A questão dos indígenas yanomamis de Roraima poderá descambar na maior tragédia étnico ambiental do Brasil, com repercussão no planeta. A omissão clara do governo Bolsonaro para com a questão, permite que terroristas travestidos de garimpeiros dizimem aquela população indígena.

Arroubos da juventude

O vice-prefeito de Porto Velho, Maurício Carvalho (PSDB), se envolveu num imbróglio no final de semana, numa badalada casa noturna. Em plena pandemia, ele circulou pela vida noturna da capital, e numa delas provocou um BO. O assunto foi abafado para não prejudicar um dos envolvidos e a casa noturna que já sofre com o fechamento por meses devido às normas de isolamento.

Conto do Vigário

E por falar em tucanos, parece que a compra das 400 mil doses de vacina pela prefeitura de Porto Velho, vai para a lista do anedotário político de Rondônia. Não se fala mais do assunto.

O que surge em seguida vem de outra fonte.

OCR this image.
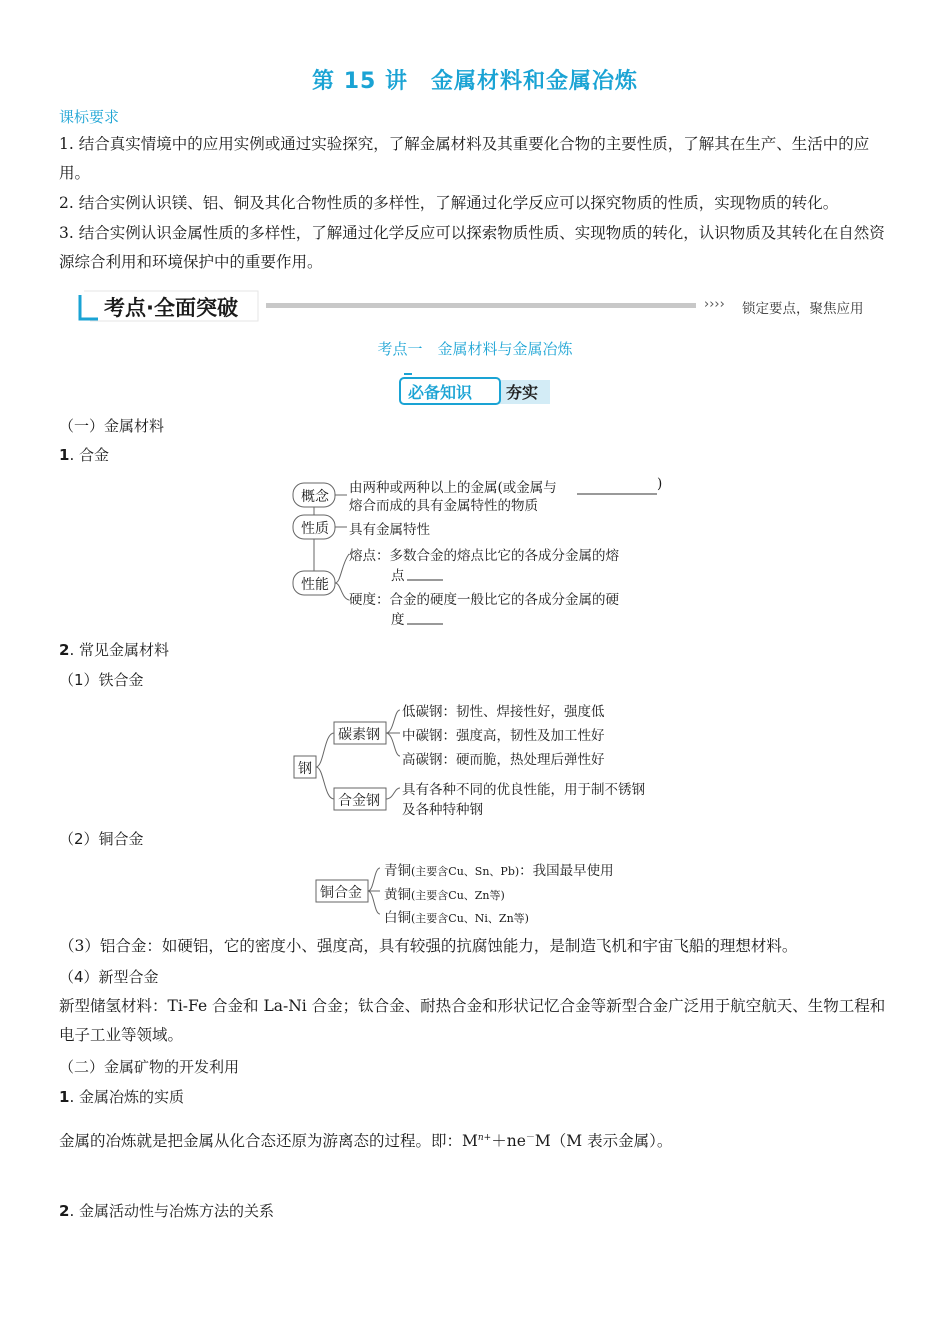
第 15 讲　金属材料和金属冶炼
课标要求
1. 结合真实情境中的应用实例或通过实验探究，了解金属材料及其重要化合物的主要性质，了解其在生产、生活中的应用。
2. 结合实例认识镁、铝、铜及其化合物性质的多样性，了解通过化学反应可以探究物质的性质，实现物质的转化。
3. 结合实例认识金属性质的多样性，了解通过化学反应可以探索物质性质、实现物质的转化，认识物质及其转化在自然资源综合利用和环境保护中的重要作用。
考点·全面突破	›››› 锁定要点，聚焦应用
考点一　金属材料与金属冶炼
必备知识 夯实
（一）金属材料
1. 合金
概念
性质
性能
由两种或两种以上的金属(或金属与	)
熔合而成的具有金属特性的物质
具有金属特性
熔点：多数合金的熔点比它的各成分金属的熔
点
硬度：合金的硬度一般比它的各成分金属的硬
度
2. 常见金属材料
（1）铁合金
钢
碳素钢
合金钢
低碳钢：韧性、焊接性好，强度低
中碳钢：强度高，韧性及加工性好
高碳钢：硬而脆，热处理后弹性好
具有各种不同的优良性能，用于制不锈钢
及各种特种钢
（2）铜合金
铜合金
青铜(主要含Cu、Sn、Pb)：我国最早使用
黄铜(主要含Cu、Zn等)
白铜(主要含Cu、Ni、Zn等)
（3）铝合金：如硬铝，它的密度小、强度高，具有较强的抗腐蚀能力，是制造飞机和宇宙飞船的理想材料。
（4）新型合金
新型储氢材料：Ti-Fe 合金和 La-Ni 合金；钛合金、耐热合金和形状记忆合金等新型合金广泛用于航空航天、生物工程和电子工业等领域。
（二）金属矿物的开发利用
1. 金属冶炼的实质
金属的冶炼就是把金属从化合态还原为游离态的过程。即：$M^{n+}+ne^-M(M$ 表示金属）。
2. 金属活动性与冶炼方法的关系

                                     Eleições 2022

O vírus maldito, está levando mais de 436 mil vidas de brasileiros, a maior parte, vítimas da falta de ação do governo federal. Bolsonaro, até hoje, minimiza a pandemia e irresponsavelmente, não se empenha pela compra de vacinas. Mas, no entanto, o vírus também está fazendo um grande favor. Desmascarando políticos que dificilmente lograrão êxito nas próximas eleições.

Tá fácil pra esquerda

Com Bolsonaro em queda livre e os governistas rondonienses sem credibilidade, a franzina esquerda ganha musculatura. Por onde circulam, petistas, pessebistas e até comunistas estão sendo bem recebidos. Ramon Cujuí (PT), Jesualdo Pires (PSB) e Samuel Costa (PCdoB), agitam a bandeira do social com mais aceitação na terra do agronegócio. A ex-senadora Fátima Cleide também circula com ares de uma futura parlamentar.

Nomes para 2022

Vários nomes circulam pelas redes sociais com vistas às eleições de 2022 em Rondônia. Para o Senado: Fátima Cleide (PT), Jaime Bagattoli (PSL), Jaqueline Cassol (PP); para deputado federal: Bosco da Federal (PTB), Fabrício Jurado (DEM), Breno Mendes (Avante), Luiz Claudio (PL), Anselmo de Jesus (PT), RK Moraes (PT), George Braga (MDB); para deputado estadual: Dr Welison Nunes (PDT), Pantera (PCdoB), Dabson Bueno (MDB), Herbert Lins (Avante), Professora Lilian (PT), Fatinha (PT), Raimundinho Bike Som (PCdoB), Roberto Sobrinho (PDT), Lazinho da Eucatur (PDT).

 

Efeito Lula

Ontem o apresentador âncora do Jornal Nacional, causou maior frenesi ao aparecer de barba grisalha. Nos trends topics, William Bonner foi comparado ao ex-presidente Lula. Pelos comentários, o Luladrão já é coisa do passado, e agora é um popstar.